OPEC Explained: Key Insights into Its Operations and Impact on Global Oil Markets for Investors
The OPEC oil cartel has historically aimed to influence oil prices through control of a significant portion of the world’s crude supply. However, its power has diminished over the years, and it faced another setback this week when the United Arab Emirates announced it would exit OPEC by the end of the week. Prior to the recent U.S.-Israeli conflict with Iran, OPEC countries provided over a quarter of the world’s oil; this change will reduce their share to just above 20%.
What is OPEC?
Founded in 1960, the Organization of the Petroleum Exporting Countries (OPEC) was established to manage oil prices and stabilize global markets. Currently, it comprises 12 members, including the UAE and Saudi Arabia, along with Algeria, Congo, Equatorial Guinea, Gabon, Iran, Iraq, Kuwait, Libya, Nigeria, and Venezuela. These countries coordinate production quotas and can adjust oil output in response to market fluctuations.
In response to the ongoing war’s disruption of global supply and energy infrastructure, OPEC announced plans to increase oil production quotas by 206,000 barrels per day starting in May. However, this move is unlikely to result in significant change, as the Strait of Hormuz, a crucial oil shipping corridor, remains effectively shut down. By mid-March, Gulf nations had reportedly removed about 10 million barrels of oil per day from the market, representing 10% of global supplies, according to the International Energy Agency.
Why Was OPEC Founded?
Before OPEC’s establishment, the global oil market was largely dominated by a cartel known as the “Seven Sisters,” which included the predecessors of major companies like BP, Chevron, Exxon Mobil, and Shell. These companies held substantial control over the world’s oil reserves, often leading oil-producing nations to feel shortchanged in their dealings.
In September 1960, Iran, Iraq, Kuwait, Saudi Arabia, and Venezuela formed OPEC to reclaim some of this power.
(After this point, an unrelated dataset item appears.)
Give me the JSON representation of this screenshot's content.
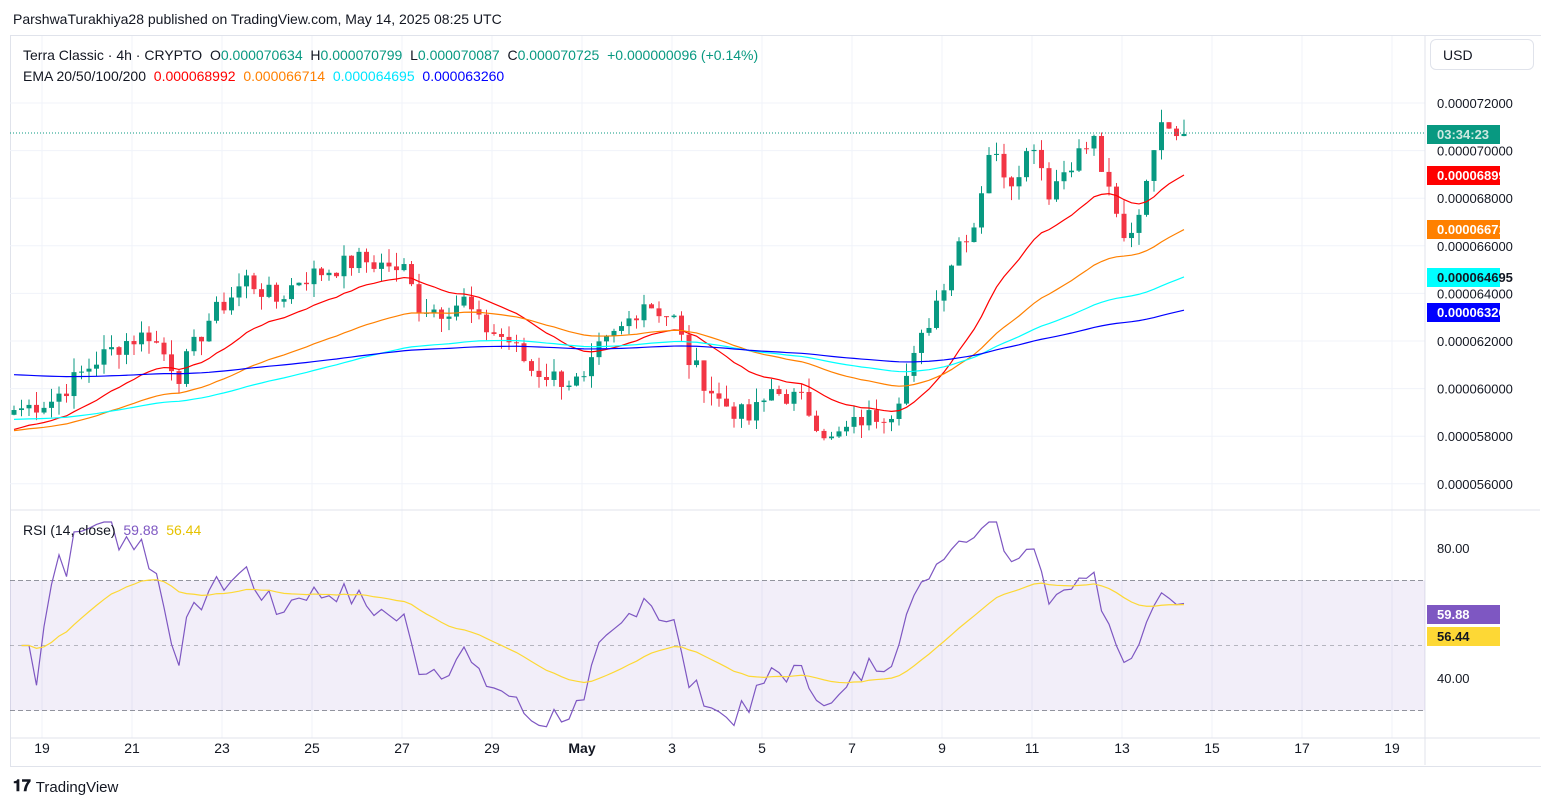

Initially, the organization had limited economic impact, but its influence would soon grow.
OPEC’s Shifting Power
The 1970s marked a peak in OPEC’s dominance. In October 1973, several member countries initiated an oil embargo against the U.S. and other nations that supported Israel during the Yom Kippur War, leading to soaring oil prices and a global energy crisis. While OPEC successfully increased oil prices during this period, it soon realized that it could not fully control oil pricing as effectively as the Seven Sisters had.
The embargo targeted around 7% of global consumption and only affected a select few nations. Moreover, OPEC leaders have struggled to ensure compliance with established quotas among their members. Their influence tends to peak during times of tight supply and high demand—such as the current situation.
During the COVID-19 pandemic, oil prices plummeted, with U.S. crude prices even entering negative territory at one point. OPEC, in collaboration with other oil-producing countries, managed to restrict production enough to facilitate a recovery in global prices.
Members and Expansion
OPEC’s membership has seen various changes over the years. Qatar, one of the founding members, left the organization in 2019 amid frustrations over Saudi Arabia’s dominance. Other countries, including Angola, Ecuador, and Indonesia, have also left or temporarily suspended their memberships. The organization has also witnessed nations withdraw only to later rejoin.
Following the U.S. shale boom in 2016, which flooded global markets with oil and drove prices down, OPEC sought to re-establish its footing by collaborating with non-OPEC oil-producing countries, including Russia. This alliance, known as OPEC+, aimed at coordinated production cuts to stabilize oil prices and revenues.
According to Pavel Molchanov, an industry analyst at Raymond James, OPEC’s market share has significantly declined since its peak in the 1970s, when it controlled over half of global oil supply.
What’s Next?
The current closure of the Strait of Hormuz presents a unique situation in the energy market, as supply changes have minimal effect on prices while a substantial portion of the world’s oil remains inaccessible. Even with the UAE’s withdrawal, OPEC will continue to produce a significant share of the world’s oil.
Molchanov suggests that it is premature to predict OPEC’s long-term influence. “First, we need to focus on reopening the Strait of Hormuz, then we can consider the long-term ramifications of recent events.”
This article originally appeared in The New York Times.
Special Analysis by Omanet | Navigate Oman’s Market
The recent departure of the UAE from OPEC signals a critical shift in the dynamics of global oil supply, potentially diminishing the cartel’s control over prices and creating uncertainty for businesses in Oman. As oil prices may become more volatile, investors should explore alternative energy sources and diversify their portfolios to mitigate risks. Smart entrepreneurs should consider leveraging local partnerships and investing in technologies that enhance energy efficiency to capitalize on these market changes.